A titre liminaire, la société PV Holding indique que ses lots sont occupés sans autorisation par les trois sociétés défenderesses et qu'elle a intérêt à se joindre à l'action initiée par le syndicat pour faire cesser l'occupation illicite des parties communes à leur encontre de ces sociétés.
Ils exposent que depuis la fin de la résidence de tourisme exploitée par Pierre et Vacances et l'application intégrale du statut de la copropriété, l'intégralité des couloirs et passages est une partie commune sans exception. Ils soutiennent que les défenderesses ne peuvent revendiquer l'existence d'une servitude d'usage et soutenir être occupantes de bonne foi alors qu'elles ont annexés les lots 180, 181 et 182 dont elles ont changé les clés des portes d'accès. Ils soulignent que l'assemblée générale du 1er avril 2021 a décidé l'acquisition par le syndicat des lots 178 à 186 qui restaient la propriété de la société Pierre et Vacances et que le recours en annulation exercé par les SCI Sara Riviera et Sara Patrimoine a été rejeté par un jugement du 13 septembre 2021.
Ils font valoir que les sociétés Sara Patrimoine, Sara Riviera et Sara Riviera Gestion se sont approprié des parties communes sans autorisation, ce qui ouvre au syndicat un délai de trente ans pour agir en restitution sur le fondement de l'article 2272 du code civil. Ils soutiennent que la société Pierre et Vacances a cédé à la société Sara Patrimoine deux locaux commerciaux et les tantièmes y attachés et non l'usage de parties communes définies par l'article 11 du règlement de copropriété. Ils font valoir que l'assemblée générale du 30 novembre 2013 n'a pas modifié le règlement de copropriété dont ils demandent strictement l'application.
Concernant la société Sara Riviera Gestion qui n'est pas copropriétaire, ils soulignent qu'elle commet une faute délictuelle car sa situation de tiers au syndicat ne l'autorise pas pour autant à occuper des espaces communs dans le cadre de son activité commerciale si bien qu'elle doit répondre des atteintes commises sur le fondement de l'article 1240 du code civil.
Ils soulignent qu'il est incontestable que les trois sociétés occupent les lots privatifs 180, 181 et 182 qui sont la propriété de la société Pierre et Vacances sans aucun droit ni titre, lots qu'elles devront par conséquent être condamnées à restituer.
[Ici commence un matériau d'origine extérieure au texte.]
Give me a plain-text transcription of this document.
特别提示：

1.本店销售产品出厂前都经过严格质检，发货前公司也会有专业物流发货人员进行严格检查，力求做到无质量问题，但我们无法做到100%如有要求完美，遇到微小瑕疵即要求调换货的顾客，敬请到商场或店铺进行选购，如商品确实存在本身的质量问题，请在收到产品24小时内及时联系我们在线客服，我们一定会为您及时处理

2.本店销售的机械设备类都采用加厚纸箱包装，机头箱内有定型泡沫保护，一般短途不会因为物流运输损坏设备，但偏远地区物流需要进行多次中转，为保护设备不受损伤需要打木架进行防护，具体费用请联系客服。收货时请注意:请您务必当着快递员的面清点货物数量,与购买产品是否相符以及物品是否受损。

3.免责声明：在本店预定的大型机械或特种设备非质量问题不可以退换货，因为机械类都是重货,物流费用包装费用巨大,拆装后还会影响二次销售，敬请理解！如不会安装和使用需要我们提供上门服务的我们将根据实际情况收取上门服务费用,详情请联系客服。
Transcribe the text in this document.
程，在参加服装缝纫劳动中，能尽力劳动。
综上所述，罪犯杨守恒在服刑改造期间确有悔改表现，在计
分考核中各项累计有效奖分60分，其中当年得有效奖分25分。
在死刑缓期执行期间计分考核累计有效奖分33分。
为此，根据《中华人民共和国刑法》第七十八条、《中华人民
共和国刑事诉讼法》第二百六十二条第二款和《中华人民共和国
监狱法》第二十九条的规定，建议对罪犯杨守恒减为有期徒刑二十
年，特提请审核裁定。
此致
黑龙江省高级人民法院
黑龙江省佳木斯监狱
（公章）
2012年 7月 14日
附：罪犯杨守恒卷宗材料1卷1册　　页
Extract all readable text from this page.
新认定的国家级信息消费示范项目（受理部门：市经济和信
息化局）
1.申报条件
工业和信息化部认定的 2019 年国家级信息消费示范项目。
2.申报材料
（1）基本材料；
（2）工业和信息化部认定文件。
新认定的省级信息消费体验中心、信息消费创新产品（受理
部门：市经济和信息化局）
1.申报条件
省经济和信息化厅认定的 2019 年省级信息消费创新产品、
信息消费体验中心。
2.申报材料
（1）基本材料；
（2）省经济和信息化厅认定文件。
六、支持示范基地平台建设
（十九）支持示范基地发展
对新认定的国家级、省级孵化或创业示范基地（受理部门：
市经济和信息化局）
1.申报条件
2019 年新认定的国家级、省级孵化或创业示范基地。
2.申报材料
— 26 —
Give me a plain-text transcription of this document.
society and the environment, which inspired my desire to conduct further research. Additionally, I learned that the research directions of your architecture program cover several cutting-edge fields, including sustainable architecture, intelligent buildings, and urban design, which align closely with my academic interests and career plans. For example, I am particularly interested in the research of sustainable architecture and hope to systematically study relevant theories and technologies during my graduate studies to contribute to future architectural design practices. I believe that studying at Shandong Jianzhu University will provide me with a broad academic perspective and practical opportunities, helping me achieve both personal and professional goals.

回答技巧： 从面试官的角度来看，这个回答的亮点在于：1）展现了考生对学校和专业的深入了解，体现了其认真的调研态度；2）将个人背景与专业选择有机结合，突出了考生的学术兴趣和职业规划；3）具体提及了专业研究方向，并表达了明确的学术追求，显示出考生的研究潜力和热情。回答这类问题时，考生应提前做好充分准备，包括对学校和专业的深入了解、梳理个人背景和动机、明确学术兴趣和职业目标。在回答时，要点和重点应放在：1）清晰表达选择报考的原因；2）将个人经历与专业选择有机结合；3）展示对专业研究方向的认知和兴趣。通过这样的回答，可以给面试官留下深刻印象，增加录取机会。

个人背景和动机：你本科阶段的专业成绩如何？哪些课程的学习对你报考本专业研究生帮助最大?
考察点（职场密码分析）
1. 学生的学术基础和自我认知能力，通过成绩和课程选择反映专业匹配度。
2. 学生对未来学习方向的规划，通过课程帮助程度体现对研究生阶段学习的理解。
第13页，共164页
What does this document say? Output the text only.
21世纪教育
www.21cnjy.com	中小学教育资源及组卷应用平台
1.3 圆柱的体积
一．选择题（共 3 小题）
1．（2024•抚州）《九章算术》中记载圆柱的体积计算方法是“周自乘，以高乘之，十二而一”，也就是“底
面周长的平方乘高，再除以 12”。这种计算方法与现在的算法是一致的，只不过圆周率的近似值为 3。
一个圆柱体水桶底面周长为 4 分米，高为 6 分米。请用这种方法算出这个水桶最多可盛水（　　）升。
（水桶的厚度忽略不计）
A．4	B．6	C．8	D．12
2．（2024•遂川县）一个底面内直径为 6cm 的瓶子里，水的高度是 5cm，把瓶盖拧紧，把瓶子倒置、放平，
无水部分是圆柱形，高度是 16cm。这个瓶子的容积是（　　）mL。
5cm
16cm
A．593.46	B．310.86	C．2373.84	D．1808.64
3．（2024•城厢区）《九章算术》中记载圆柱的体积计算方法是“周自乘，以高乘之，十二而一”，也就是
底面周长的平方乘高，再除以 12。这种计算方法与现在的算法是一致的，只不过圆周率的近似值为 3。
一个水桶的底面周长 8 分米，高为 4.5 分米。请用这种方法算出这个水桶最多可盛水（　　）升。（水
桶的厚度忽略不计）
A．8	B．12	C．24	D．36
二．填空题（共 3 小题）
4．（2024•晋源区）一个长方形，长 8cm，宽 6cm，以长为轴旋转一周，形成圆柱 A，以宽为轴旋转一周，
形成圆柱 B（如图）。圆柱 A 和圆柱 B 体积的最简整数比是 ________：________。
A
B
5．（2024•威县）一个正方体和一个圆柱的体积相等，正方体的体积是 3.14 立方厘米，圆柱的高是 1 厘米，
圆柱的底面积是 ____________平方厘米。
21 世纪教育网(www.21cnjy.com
Dans leurs conclusions récapitulatives notifiées le 29 juin 2023, la SCI Sara Patrimoine, la SCI Sara Riviera et la société Sara Riviera Gestion concluent au débouté ainsi qu'à la condamnation du syndicat des copropriétaires de la résidence [Adresse 14] et de la société PV Holding à leur payer à chacune la somme de 3.000 euros sur le fondement de l'article 700 du code de procédure civile. La SCI Sara Patrimoine demande en outre à être déclarée propriétaire des lots 178, 179, 180 et 181 par suite de la prescription acquisitive et la transcription du jugement à intervenir au service de la publicité foncière.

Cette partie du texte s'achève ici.